Detroit Revitalizers: Mayor + Downtown leader + Midtown leader + Millennials

Detroit has been gathering momentum since the city collapsed into bankruptcy in July 2013.

Now, two years on from that nadir, which was the largest municipal collapse in US history, downtown Detroit is in the midst of a mini-boom: vacancy rates are falling, rents are rising, new businesses are moving in, abandoned towers are being refurbished and new development is under way. The unemployment rate has fallen to 10% – still twice the national average, but well down on the peak of 28% during the financial crisis, when president Obama was forced to bail out the automobile industry that is the Motor City’s lifeblood.

Young people are crucial to what’s happening here,” says Sue Mosey, the president of Midtown Detroit Inc., an economic development company that has been driving the regeneration of the city’s Midtown. “We’re benefiting from the same dynamic every city in America is benefiting from, which is the millennials really wanting to live in cities.

Mosey, who has been leading the regeneration of Midtown for 27 years – and is seen by many as the district’s unofficial mayor – says there is growing interest from “major brands” wanting to set up in the area. This follows the arrival of Whole Foods Market in 2011 – “everybody thought that would be a disaster, but it’s been wildly successful,” she says – as well as other brands such as Will Leather Goods, craft beer restaurant HopCat and luxury goods manufacturer Shinola. The latter, founded by a Texan venture capitalist, is manufacturing and assembling its range of high-end watches, bicycles and leather goods in Midtown, as part of a strategy to trade on the Detroit brand and at the same time create job opportunities for locals.

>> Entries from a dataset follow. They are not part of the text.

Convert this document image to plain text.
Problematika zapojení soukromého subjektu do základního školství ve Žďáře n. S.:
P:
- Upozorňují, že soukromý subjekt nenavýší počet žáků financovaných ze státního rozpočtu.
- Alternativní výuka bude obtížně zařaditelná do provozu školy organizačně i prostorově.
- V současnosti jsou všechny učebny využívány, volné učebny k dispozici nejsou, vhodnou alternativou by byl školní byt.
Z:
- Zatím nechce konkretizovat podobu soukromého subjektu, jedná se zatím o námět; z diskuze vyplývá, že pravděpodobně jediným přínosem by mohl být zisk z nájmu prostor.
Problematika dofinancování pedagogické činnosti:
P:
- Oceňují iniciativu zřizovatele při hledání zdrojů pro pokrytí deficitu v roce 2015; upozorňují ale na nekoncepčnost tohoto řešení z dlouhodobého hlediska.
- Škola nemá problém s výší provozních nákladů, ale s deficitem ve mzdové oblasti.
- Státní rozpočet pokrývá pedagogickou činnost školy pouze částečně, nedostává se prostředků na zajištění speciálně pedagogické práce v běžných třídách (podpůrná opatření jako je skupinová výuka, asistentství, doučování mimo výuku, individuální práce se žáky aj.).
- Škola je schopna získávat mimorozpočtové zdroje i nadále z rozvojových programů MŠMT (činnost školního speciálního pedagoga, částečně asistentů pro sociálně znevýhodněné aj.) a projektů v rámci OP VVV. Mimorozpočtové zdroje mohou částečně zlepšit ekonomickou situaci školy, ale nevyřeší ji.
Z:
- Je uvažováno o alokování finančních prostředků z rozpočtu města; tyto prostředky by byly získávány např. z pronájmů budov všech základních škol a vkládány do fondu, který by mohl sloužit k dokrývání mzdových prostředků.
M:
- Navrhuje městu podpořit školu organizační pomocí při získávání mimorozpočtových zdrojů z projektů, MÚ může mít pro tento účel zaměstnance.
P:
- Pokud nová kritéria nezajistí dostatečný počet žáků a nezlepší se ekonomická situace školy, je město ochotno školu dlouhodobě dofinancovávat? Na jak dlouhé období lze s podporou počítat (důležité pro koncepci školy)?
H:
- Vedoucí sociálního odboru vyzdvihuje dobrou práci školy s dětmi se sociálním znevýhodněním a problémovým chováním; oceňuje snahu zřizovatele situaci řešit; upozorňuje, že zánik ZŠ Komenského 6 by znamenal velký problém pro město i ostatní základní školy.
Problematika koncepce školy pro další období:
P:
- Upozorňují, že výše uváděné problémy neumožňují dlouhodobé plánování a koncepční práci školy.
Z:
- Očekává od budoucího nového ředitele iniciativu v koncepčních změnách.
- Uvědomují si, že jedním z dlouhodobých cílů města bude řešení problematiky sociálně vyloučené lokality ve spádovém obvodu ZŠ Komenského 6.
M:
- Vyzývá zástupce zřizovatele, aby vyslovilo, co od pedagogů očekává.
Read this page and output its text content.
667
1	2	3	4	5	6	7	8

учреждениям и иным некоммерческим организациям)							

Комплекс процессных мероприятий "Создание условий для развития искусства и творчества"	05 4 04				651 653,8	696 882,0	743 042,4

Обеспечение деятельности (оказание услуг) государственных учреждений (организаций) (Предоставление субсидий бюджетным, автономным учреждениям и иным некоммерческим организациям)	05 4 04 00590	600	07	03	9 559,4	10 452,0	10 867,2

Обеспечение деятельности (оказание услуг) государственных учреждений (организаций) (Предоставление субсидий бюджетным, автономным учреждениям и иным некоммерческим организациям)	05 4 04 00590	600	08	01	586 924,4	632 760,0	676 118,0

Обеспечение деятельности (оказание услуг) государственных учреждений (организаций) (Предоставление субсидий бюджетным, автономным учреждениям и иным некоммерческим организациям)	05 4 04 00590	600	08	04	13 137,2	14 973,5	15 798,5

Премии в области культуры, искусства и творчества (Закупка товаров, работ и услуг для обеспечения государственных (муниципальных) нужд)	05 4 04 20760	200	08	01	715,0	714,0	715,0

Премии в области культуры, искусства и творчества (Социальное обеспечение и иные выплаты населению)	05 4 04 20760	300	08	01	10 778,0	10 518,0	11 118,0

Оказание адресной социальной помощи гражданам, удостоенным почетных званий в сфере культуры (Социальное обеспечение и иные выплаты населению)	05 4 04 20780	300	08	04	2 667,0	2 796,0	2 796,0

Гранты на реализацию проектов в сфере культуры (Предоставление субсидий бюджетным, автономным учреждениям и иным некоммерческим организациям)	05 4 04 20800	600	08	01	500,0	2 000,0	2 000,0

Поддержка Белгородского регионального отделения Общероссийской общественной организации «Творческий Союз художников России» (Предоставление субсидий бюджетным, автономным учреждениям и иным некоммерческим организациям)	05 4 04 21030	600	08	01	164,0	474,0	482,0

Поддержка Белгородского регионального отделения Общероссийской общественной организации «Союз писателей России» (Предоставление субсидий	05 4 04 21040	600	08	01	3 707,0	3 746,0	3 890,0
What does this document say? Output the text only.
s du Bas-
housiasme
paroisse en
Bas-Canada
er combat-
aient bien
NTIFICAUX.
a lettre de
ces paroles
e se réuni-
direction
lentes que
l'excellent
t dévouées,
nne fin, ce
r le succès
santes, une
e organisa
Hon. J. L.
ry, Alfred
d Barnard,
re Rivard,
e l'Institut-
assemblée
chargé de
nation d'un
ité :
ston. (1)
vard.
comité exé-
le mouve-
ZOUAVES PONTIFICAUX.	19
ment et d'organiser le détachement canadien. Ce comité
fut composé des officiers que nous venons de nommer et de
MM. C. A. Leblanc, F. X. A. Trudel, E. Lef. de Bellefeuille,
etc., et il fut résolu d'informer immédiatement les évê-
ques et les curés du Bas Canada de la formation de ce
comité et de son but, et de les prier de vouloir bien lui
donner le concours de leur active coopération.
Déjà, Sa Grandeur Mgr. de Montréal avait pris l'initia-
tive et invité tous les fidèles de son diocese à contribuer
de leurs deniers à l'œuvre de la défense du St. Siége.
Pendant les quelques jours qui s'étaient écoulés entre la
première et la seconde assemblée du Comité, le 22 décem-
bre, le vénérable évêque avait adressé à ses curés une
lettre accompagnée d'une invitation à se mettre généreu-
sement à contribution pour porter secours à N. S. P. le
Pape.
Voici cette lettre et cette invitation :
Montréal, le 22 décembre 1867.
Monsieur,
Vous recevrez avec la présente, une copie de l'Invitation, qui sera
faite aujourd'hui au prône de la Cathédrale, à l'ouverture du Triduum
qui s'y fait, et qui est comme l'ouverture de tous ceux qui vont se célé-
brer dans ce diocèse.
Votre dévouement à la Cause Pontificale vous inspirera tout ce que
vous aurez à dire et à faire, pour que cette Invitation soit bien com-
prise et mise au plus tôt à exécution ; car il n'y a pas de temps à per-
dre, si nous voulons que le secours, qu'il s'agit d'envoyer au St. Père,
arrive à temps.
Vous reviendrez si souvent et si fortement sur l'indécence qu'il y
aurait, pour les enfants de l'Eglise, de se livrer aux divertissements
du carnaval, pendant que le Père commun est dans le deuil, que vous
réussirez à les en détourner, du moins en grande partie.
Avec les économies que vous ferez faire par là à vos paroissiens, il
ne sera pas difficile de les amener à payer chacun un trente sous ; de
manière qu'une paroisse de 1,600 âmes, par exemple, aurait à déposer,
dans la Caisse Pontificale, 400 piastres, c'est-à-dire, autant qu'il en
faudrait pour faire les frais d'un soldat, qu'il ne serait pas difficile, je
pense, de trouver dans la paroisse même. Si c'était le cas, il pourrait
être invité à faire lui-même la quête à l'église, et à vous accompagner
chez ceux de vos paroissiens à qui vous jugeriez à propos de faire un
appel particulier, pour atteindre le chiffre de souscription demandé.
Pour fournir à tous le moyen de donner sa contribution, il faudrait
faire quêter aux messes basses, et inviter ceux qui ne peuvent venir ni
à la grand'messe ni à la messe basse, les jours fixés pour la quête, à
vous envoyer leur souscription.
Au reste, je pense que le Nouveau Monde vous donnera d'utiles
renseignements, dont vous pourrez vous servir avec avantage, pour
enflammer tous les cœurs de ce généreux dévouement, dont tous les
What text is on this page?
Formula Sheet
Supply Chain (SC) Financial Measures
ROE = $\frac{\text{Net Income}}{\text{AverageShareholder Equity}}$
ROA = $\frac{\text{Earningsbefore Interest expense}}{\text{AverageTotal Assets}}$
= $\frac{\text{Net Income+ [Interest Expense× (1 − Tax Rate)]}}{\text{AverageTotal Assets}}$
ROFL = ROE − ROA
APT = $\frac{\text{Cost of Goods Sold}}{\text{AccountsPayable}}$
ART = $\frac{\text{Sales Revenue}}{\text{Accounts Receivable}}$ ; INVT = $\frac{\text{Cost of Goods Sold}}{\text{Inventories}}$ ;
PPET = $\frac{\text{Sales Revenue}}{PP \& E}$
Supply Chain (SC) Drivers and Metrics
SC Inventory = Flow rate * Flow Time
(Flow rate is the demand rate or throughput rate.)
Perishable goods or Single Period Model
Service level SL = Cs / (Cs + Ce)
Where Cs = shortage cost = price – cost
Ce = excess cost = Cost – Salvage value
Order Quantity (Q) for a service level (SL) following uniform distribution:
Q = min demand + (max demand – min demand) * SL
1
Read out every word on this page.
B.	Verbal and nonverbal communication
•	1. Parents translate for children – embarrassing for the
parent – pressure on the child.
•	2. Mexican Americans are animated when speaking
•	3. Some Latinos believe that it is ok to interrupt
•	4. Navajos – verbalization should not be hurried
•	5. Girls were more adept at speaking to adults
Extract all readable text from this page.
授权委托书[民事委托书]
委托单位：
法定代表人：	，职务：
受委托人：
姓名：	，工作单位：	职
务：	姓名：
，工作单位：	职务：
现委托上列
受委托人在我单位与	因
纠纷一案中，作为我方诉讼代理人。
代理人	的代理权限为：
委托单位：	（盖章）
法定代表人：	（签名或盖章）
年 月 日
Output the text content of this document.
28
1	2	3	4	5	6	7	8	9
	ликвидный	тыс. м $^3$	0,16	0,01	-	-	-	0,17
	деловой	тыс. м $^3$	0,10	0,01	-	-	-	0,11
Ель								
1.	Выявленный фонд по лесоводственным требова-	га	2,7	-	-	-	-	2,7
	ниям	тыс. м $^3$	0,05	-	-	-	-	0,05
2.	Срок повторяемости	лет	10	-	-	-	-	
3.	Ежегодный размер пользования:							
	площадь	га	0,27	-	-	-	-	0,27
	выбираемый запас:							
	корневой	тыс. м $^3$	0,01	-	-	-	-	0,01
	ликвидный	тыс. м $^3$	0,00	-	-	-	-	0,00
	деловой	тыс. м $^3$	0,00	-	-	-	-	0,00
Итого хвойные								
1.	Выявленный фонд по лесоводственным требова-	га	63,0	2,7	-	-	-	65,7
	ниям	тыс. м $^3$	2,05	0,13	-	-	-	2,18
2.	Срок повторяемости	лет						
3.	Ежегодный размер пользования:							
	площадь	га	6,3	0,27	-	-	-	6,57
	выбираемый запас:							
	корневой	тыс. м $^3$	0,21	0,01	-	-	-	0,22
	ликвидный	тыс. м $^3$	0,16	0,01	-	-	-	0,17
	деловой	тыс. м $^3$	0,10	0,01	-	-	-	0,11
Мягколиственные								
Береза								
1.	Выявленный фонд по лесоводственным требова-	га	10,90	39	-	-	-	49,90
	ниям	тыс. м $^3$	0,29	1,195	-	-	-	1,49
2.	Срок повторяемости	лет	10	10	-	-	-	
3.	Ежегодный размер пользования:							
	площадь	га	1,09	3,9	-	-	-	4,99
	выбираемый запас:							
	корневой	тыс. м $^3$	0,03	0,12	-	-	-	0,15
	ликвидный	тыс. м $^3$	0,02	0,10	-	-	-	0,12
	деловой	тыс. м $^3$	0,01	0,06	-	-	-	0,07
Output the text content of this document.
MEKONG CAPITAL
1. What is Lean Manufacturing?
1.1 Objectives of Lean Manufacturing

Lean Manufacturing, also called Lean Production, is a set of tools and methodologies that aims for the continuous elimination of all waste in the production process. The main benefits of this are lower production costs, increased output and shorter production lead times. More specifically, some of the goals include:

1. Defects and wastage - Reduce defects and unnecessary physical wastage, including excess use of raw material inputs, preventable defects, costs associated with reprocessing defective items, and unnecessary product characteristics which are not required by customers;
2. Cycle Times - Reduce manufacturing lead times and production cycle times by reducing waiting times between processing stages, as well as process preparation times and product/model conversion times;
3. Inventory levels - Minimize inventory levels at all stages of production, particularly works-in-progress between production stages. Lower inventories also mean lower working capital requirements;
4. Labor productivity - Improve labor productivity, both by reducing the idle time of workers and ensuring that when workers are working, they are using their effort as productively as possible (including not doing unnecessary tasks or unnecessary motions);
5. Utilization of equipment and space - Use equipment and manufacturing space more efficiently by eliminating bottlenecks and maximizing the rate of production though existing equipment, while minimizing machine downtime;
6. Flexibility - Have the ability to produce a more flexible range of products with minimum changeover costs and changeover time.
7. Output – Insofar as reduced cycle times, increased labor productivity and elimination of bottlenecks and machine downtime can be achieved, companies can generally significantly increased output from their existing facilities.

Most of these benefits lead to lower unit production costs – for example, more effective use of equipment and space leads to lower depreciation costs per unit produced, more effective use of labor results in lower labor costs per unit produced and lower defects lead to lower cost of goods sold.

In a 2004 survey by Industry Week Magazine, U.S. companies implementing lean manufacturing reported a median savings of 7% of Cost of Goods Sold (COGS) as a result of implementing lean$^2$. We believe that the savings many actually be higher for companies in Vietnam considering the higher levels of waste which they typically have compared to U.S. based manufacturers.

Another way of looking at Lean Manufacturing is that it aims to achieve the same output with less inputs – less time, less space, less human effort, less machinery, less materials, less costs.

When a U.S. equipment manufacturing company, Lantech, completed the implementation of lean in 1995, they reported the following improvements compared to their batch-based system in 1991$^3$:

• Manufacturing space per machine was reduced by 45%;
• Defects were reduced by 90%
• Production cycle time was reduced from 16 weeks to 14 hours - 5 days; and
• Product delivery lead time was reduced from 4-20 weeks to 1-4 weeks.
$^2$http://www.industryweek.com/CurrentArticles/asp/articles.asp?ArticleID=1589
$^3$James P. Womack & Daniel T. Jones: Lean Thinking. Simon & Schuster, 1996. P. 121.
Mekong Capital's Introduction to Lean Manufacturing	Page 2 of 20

Under the leadership of Mayor Mike Duggan – a man with a reputation as a Mr. Fixit – city hall has embarked on a turnaround strategy that has seen it work in closer partnership with the private sector to build confidence and attract businesses and residents back to the city – and the millennials have led the charge.

The city’s strategy is aimed at concentrating investment in key areas, such as Corktown and Midtown and the five other distinct neighbourhoods that form Detroit’s Greater Downtown area: a 7.2 square mile slice of the city that accounts for just 5% of the land mass, but more than 36% of the jobs.

Since 2006, more than $9 billion has been invested in property development in Greater Downtown, but over half of this ($5.2bn) has been invested since 2013. With around 85,000 employees, the one square mile Downtown is the city’s largest employment area and is home to established anchors such as General Motors, DTE Energy and software firm Compuware. Here the commercial office vacancy rate has fallen from 35.4% in 2011, the worst in the US, to around 16% today as a host of new occupiers are attracted to the city from the suburbs.

In all, Downtown has added 16,000 new employees since 2010, with the lion’s share arriving when the Quicken Loans group of companies brought around 12,500 employees to a new corporate campus five years ago. The online retail mortgage provider is owned by billionaire Dan Gilbert, who has been central to Detroit’s revival – not just as a result of its relocation to Downtown from the suburbs, but also through Gilbert’s extraordinary investment in the city. Since 2010, Gilbert has bought around 75 properties, many of which were vacant, in a $1.7 billion spending spree. These are now being refurbished and let to new occupiers.

Walking around Downtown you can see signs of Gilbert everywhere — his property arm Bedrock Real Estate puts ‘Opportunity Detroit’ stamps on the buildings it purchases and many are daubed with murals by street artists.

But Bedrock’s plans extend beyond refurbishing office space. One of the first buildings bought by Gilbert was the Madison Building, an historic theater that has been transformed into a thriving tech hub, with an incubator space and accelerator program – backed by Gilbert – that hosts dozens of start-ups as well as more established firms, including Twitter. The building, renamed the M@dison, is at the heart of Detroit’s burgeoning tech sector, which is benefiting from the growing ties with the auto industry. Gilbert plans to lay super-fast broadband Downtown as part of what he calls the Detroit 2.0 vision of reinventing Motown as a vibrant tech city, where digital technology, media and entertainment businesses can take root and thrive.

Ultimately, however, if Detroit is to truly recover it will need to resize itself, argues Bruce Katz, vice-president of the Brookings Institute and an expert on urbanism. The city’s long-term plan – dubbed Detroit Future City – envisions that whole neighbourhoods will be transformed into parks or agricultural land – or literally returned to their natural state – with a denser city concentrated around the Greater Downtown core. “Detroit is the quintessential shrinking city and now it needs to reinvent itself,” saysKatz, who likens the challenge facing Detroit to that of New Orleans after Hurricane Katrina. “Physically it’s going to be a very different city 50 years from now.

Katz says Detroit’s focus on building a strong core is the right approach and believes the city is well placed to benefit from the new innovation economy, particularly the growing connection between the auto sector and advanced manufacturing and technology. “When cities revive, they tend to revive from the core – and over the next five years that is going to accelerate,” he says.